Aloneness - to accept or avoid?
One of the things which makes humans unique, is not just our ability to be alone, but to be able to realise that aloneness is actually our very nature, even as we are with others, whether it be as lovers, as friends.
It can be a blessing or a curse. On the one hand it can give us a lot of freedom (relative to say, a dolphin in a pod, a sheep in a flock, a herd animal, with no real choice, however illusory that may ultimately be), while on the other it can create feelings of separation, loneliness; that I am different to everyone else, that my needs, desires, pain, are all mine, and no-one else can know how I feel.
It is true, nobody can know how we feel, no-one can really get inside of us, really know how it is for us to wake up each morning, or how we feel when we make love, jump in a cold pool, whatever.
As a child, I used to have dreams which haunted me, and I was never able to see what they were. Just the feeling would be there, and the dream alternately relaxed and frightened me. Later, in a meditation, I experienced and was able to identify the same feeling of being utterly alone in an infinite space. Then I thought, “Great, I am feeling the emptiness of existence, tuning into my birthright, feeling at home in the vast cosmos”, like every seeker is supposed to, and so started valuing this experience, feeling blessed.
One day I realised that it was actually a lonely place I was calling home. It was beautiful, it was incredibly peaceful, it was a long way removed from the day to day dramas of living in the body, undisturbed and untouchable, but it was empty.
The reactive side of this is fighting this basic aloneness; “I am lonely”; “I need someone to love”; ”I want to be seen, to be known, to be acknowledged”. All of the things which, having decided to be here in the world, we need or want from someone else; ie the recognition of our humanness. Sometimes we run the idea that “I don’t need”, “I don’t care what others think of me”; “I am happy to be alone”.
This is basically the same game cause it has comes from being largely in denial of the need for the other but looks different. And of course, ultimately this does not work, as we can often, in this space, just be using another to make us feel better about being alone because the world feels too big.
Then there is the space of being alone. Not making any idea around it, that it is the place to be, or the place not to be. Even tho I have been apparently alone for most of my life, I can’t really say I have been alone. Always there has been some entertainment, whether it be in outside apparent stimulus, or just my mind with all of its strategies for taking me, apparently, out of the present.
I am experiencing in my life right now a place where I am usually not alone, in the physical sense yet paradoxically I feel perhaps more alone than ever.
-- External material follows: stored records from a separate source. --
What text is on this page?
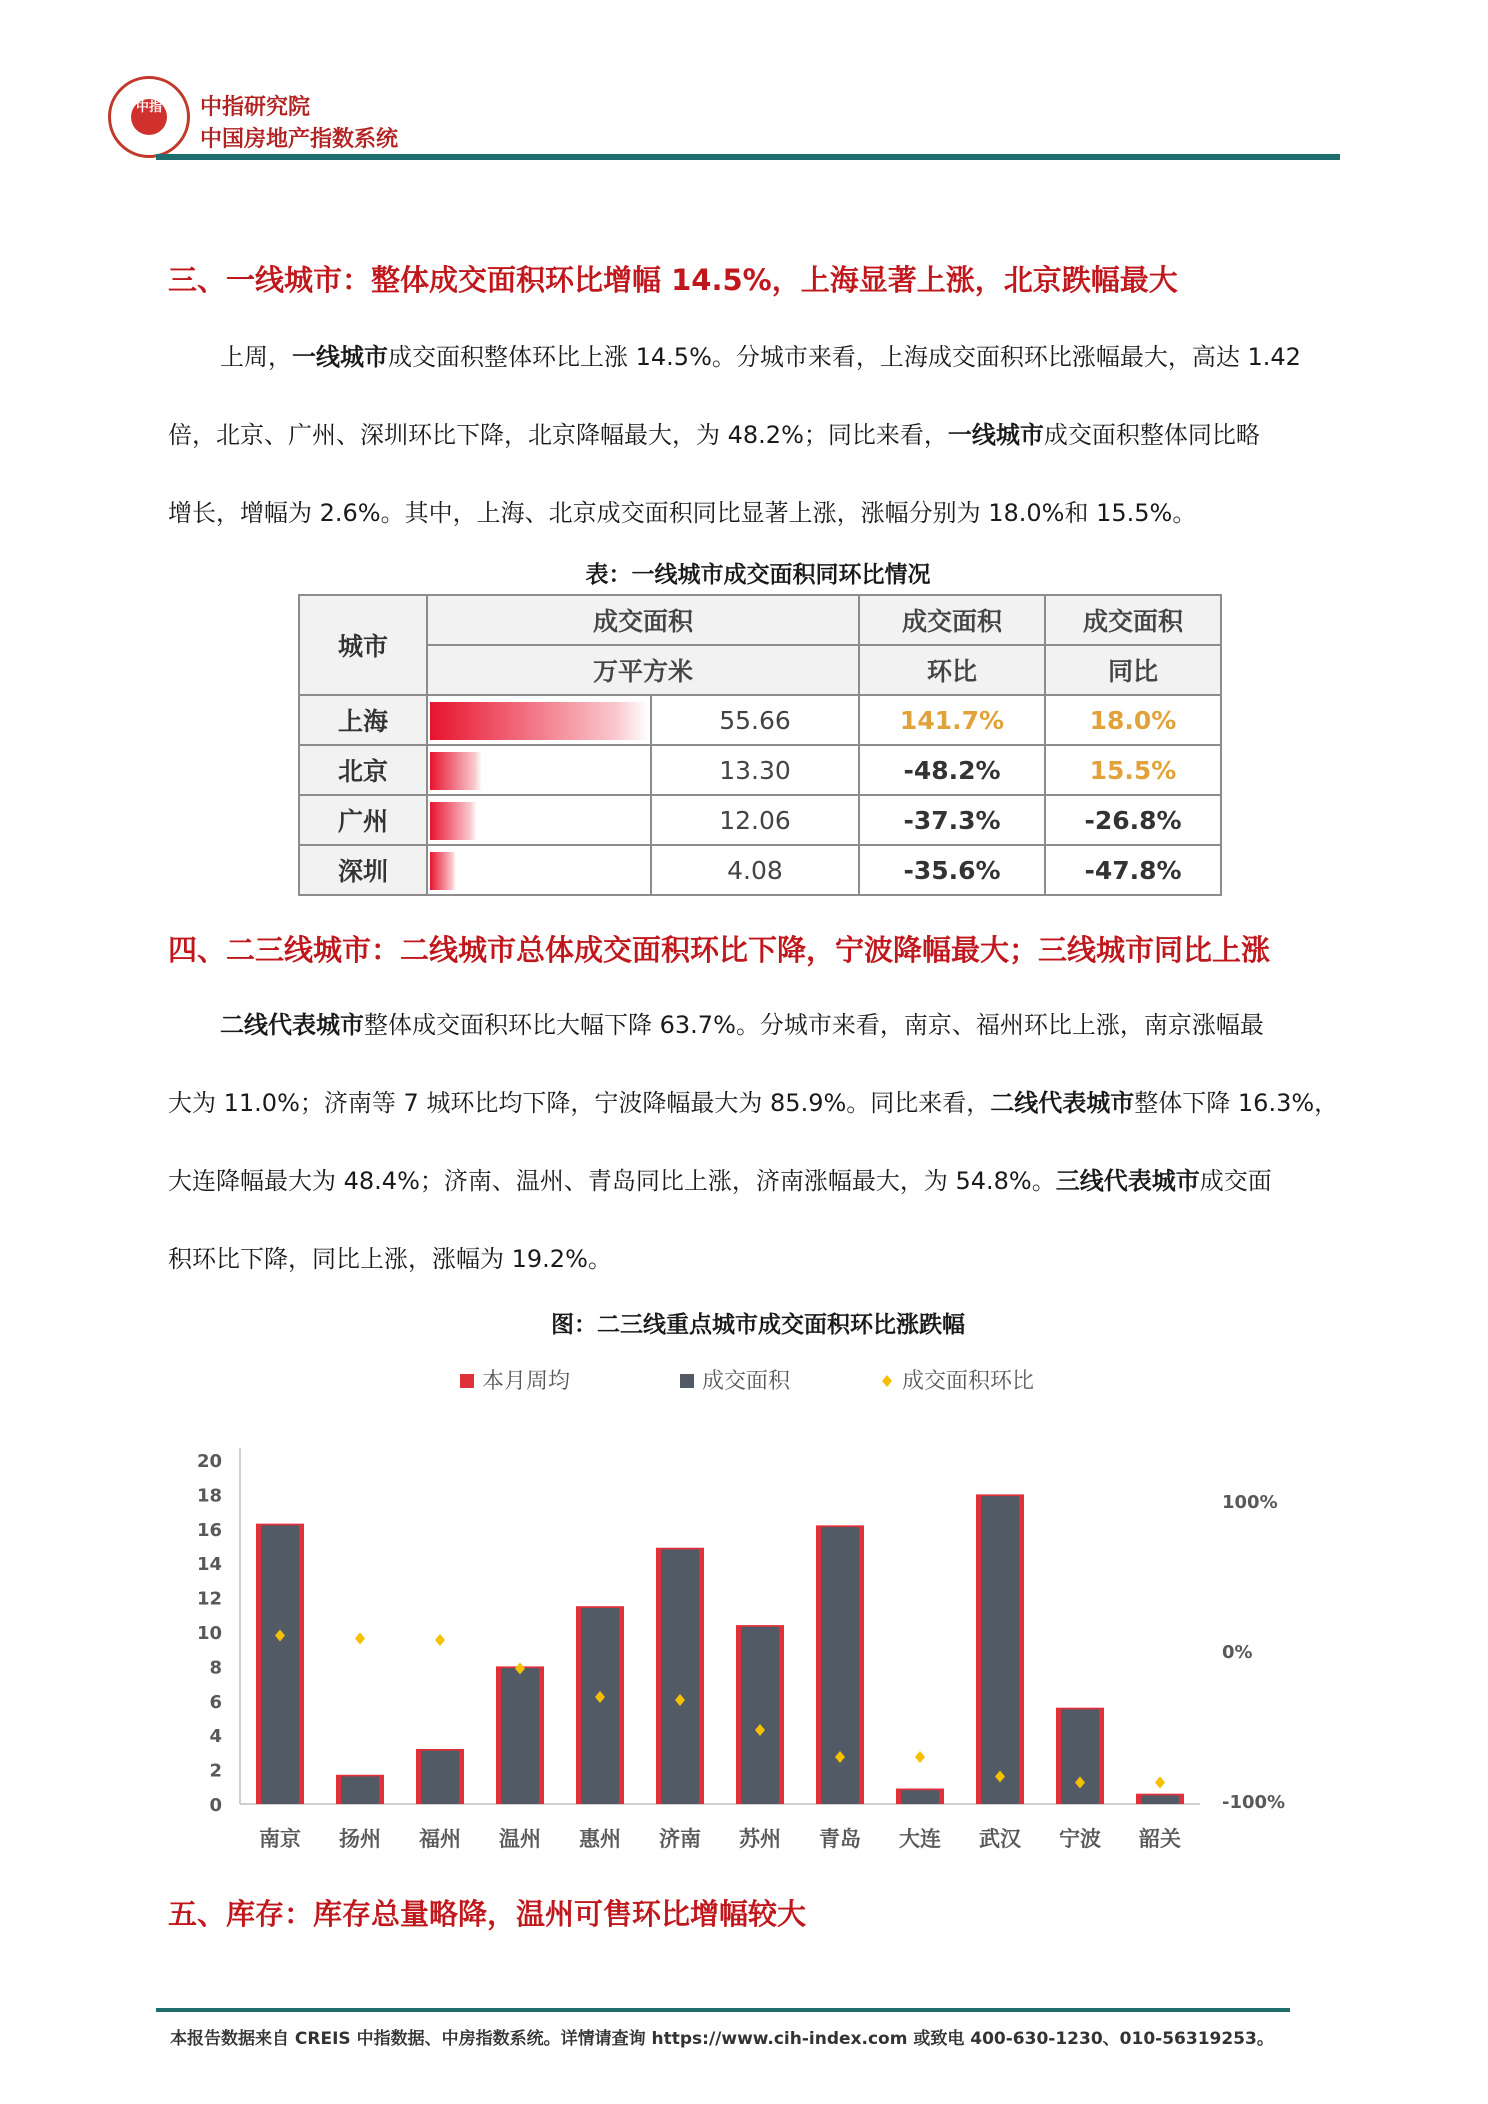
中指 中指研究院
中国房地产指数系统
三、一线城市：整体成交面积环比增幅 14.5%，上海显著上涨，北京跌幅最大
上周，一线城市成交面积整体环比上涨 14.5%。分城市来看，上海成交面积环比涨幅最大，高达 1.42
倍，北京、广州、深圳环比下降，北京降幅最大，为 48.2%；同比来看，一线城市成交面积整体同比略
增长，增幅为 2.6%。其中，上海、北京成交面积同比显著上涨，涨幅分别为 18.0%和 15.5%。
表：一线城市成交面积同环比情况
城市	成交面积		成交面积	成交面积
	万平方米		环比	同比
上海		55.66	141.7%	18.0%
北京		13.30	-48.2%	15.5%
广州		12.06	-37.3%	-26.8%
深圳		4.08	-35.6%	-47.8%
四、二三线城市：二线城市总体成交面积环比下降，宁波降幅最大；三线城市同比上涨
二线代表城市整体成交面积环比大幅下降 63.7%。分城市来看，南京、福州环比上涨，南京涨幅最
大为 11.0%；济南等 7 城环比均下降，宁波降幅最大为 85.9%。同比来看，二线代表城市整体下降 16.3%，
大连降幅最大为 48.4%；济南、温州、青岛同比上涨，济南涨幅最大，为 54.8%。三线代表城市成交面
积环比下降，同比上涨，涨幅为 19.2%。
图：二三线重点城市成交面积环比涨跌幅
本月周均	成交面积	成交面积环比
0
2
4
6
8
10
12
14
16
18
20
100%
0%
-100%
南京 扬州 福州 温州 惠州 济南 苏州 青岛 大连 武汉 宁波 韶关
五、库存：库存总量略降，温州可售环比增幅较大
本报告数据来自 CREIS 中指数据、中房指数系统。详情请查询 https://www.cih-index.com 或致电 400-630-1230、010-56319253。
Not in a lacking, a lonely sense, but rather in a sense of being more and more responsible to just myself, where when I regularly relate intimately I get a stronger and stronger sense of my uniqueness, of my individuality, of my differentiation from the other.
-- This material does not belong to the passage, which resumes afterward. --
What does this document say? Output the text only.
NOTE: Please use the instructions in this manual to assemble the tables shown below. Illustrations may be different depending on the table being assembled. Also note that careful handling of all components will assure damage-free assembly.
This actually surprises me, as for most of my life I had skirted around intimacy. I had left or avoided intimate situations because I felt (or would feel) smothered; that I had lost my freedom, or searched for it in places where it was not really happening, which had something to do with being afraid of losing my freedom which is nothing else but my individuality, my identity. So it is a strange phenomena. It seems like we have to able to really be alone to be with someone else, and when we are involved with another that aloneness is even stronger.
There is such an incredible freedom in realising the fact of our aloneness. Personal achievement is always something that happens alone. Being on stage, climbing a mountain, even if it is with another, you are always alone. Knowing this aloneness lets us say “I am responsible”, “I did it”.
Of course being alone does not always look easy, as any mistakes can only be laid at our door. But actually there isn’t any choice. As much as we try to pretend that we aren’t all alone in the world, it doesn’t change anything. We are.